Facebook (FB.O), with a market value of $82 billion after its initial public offering last week, was the fastest climber in the top 100, seeing its brand value rise by 74 percent to $33.2 billion to put it in 19th place. Seven of the top 10 were technology-related firms, although McDonald's (MCD.N) and Coca-Cola (KO.N) kept their respective number four and number six rankings.
Marlboro (MO.N) moved up a notch to seventh place despite anti-smoking campaigns in much of the world. Nick Cooper, managing director of Millward Brown Optimor which produced the study, said the strength of technology brands was a measure of the central and transformative role it plays in contemporary life.
"It's all pervading," Cooper told Reuters, "and there's a lot of excitement and new news. This is where it's all happening. That tends to increase not only the demand and financial performance but also the role of brand."
Millward Brown, part of global advertising group WPP (WPP.L), takes as its starting point the financial value of the company or the part of the company that produces the brand, and combines it with the brand's ability to create loyalty.
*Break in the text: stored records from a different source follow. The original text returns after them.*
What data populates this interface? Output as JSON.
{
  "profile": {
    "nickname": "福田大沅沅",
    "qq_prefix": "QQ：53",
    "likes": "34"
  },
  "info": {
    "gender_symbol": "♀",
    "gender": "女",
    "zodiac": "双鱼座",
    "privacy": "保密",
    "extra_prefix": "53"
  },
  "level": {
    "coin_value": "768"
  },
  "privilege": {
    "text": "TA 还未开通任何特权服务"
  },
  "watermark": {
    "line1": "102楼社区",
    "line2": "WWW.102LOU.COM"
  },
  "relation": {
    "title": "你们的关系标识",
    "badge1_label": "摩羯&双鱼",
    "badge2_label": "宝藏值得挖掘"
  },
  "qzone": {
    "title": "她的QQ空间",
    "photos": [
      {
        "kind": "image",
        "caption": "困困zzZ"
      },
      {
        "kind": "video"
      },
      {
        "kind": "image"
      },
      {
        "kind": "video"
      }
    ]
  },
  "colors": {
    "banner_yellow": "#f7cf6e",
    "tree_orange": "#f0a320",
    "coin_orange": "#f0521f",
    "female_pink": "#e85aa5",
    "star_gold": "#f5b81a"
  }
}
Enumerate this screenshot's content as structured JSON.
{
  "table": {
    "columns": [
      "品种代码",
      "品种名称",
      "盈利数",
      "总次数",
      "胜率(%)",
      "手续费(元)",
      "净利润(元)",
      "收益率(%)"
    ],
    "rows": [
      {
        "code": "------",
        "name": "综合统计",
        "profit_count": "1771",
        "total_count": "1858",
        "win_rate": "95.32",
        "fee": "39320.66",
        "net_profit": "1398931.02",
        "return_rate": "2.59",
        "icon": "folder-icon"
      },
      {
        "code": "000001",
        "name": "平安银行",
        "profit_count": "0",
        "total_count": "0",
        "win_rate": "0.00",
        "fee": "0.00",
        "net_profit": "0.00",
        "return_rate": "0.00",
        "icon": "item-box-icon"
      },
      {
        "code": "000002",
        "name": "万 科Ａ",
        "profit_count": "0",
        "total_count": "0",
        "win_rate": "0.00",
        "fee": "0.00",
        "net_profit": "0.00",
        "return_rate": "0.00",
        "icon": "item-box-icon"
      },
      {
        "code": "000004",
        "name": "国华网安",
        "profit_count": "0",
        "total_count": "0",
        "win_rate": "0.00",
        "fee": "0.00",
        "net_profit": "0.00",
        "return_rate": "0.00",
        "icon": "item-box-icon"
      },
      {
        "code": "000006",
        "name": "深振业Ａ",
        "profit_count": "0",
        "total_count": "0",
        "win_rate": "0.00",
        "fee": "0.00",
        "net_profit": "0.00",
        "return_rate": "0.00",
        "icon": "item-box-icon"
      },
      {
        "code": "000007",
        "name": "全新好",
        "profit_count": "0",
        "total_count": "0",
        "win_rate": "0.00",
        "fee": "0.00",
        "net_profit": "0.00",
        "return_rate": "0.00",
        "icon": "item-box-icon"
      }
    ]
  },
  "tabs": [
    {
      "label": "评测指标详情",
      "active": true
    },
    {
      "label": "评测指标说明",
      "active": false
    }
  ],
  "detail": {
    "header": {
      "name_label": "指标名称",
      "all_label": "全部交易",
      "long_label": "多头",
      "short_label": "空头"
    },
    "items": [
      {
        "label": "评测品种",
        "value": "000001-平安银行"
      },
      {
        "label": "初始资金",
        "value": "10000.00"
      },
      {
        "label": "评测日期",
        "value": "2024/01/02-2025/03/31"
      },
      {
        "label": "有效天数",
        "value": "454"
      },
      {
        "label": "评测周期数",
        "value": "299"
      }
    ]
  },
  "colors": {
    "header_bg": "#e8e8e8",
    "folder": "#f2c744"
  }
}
"When cars first appeared or when air travel first appeared, they became liberating. It's the turn of the technology sector at the moment," said Cooper. Business technology brands also featured prominently in the top 10, with IBM (IBM.N) switching places with Google (GOOG.O) to rise to second place. Microsoft (MSFT.O) kept its position at number five.
Cooper said the so-called consumerization of IT, in which business hardware and software makers increasingly have to come up to the standards that consumers are used to in their private lives, played a role.